А теперь позвольте мне перейти непосредственно к своему недугу. Ведь я уже достаточно подготовил то ложе детской привязанности, где он лежал, свернувшись клубочком, как и я сам лежал, свернувшись клубочком в своей кроватке теми весенними вечерами, когда дорогая Матушка читала мне о лягушке Армане. И в конце каждого такого вечернего эпизода я великодушно позволял Маме вернуться к отцу — дурак дураком [6], так и подмывает меня сказать.
Как я часто говорил, прямо или косвенно, счастливое детство нужно лишь для того, чтобы подготовить благодатную почву для самых скверных обстоятельств. И даже мой недуг, по степени и блеску не уступавший тем мучениям, которые терпел Кристоф от своей странноватой матери, придавал началу моей жизни особую форму удовольствия.

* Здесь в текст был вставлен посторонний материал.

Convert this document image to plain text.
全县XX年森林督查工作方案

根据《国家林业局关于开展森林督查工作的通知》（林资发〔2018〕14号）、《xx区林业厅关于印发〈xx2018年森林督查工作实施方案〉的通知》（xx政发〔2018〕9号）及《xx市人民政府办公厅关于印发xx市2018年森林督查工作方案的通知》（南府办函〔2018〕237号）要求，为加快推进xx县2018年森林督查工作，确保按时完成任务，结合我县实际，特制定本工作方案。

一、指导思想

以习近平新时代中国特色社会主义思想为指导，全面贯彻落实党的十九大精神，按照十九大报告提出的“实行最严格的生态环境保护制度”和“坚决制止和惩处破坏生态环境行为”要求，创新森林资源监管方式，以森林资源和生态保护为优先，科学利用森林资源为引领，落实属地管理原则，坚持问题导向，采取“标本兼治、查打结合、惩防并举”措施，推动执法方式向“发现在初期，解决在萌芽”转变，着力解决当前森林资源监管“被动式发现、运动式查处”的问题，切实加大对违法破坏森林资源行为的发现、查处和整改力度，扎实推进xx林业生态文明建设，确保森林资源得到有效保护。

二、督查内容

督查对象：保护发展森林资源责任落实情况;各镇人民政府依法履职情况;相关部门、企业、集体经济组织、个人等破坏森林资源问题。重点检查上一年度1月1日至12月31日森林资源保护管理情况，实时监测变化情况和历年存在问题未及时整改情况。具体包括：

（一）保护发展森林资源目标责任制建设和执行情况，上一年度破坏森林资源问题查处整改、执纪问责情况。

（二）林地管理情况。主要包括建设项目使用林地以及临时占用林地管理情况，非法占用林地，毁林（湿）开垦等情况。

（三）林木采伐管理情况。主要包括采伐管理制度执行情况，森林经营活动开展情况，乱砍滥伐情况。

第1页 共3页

И каким же образом обрушился на меня тот поразительный удар, от которого я так и не смог оправиться, но без которого мне бы не жить? Довольно бесшумно. Однажды, когда я вновь пришел на лягушачий пруд и лежал, терпеливо дожидаясь прибытия Армана, тот попросту не явился. Ни тебе всплеска, ни даже его уродливой головы над водой. Ровным счетом ничего! Лист кувшинки был пуст; я устал ждать или, скорее, поддался самой неприятной форме разочарования из-за того, что Арман бросил меня. Я лежал на животе у теплой кромки пруда, ощущая пустоту и голод, каких никогда не испытывал прежде. В высоте не парило ни одной хищной птицы, и даже стрекозы не тревожили маслянистую поверхность пруда. Неужели с Арманом что-то случилось? Быть может, его обтянутое кожей тело неподвижно лежит в выгоревшей траве, уже высушенное вплоть до последних рыхлых остатков его черной шкуры? Или, возможно, он просто отдыхает на дне пруда, наполовину зарывшись в спасительный ил, и дремлет, почему-то напрочь забыв о ребенке, оказавшемся в полной зависимости от его загадочного уродства? Мог ли он прятаться умышленно, подобно мне, лишавшему Кристофа своих посещений? Способна ли на жестокость лягушка?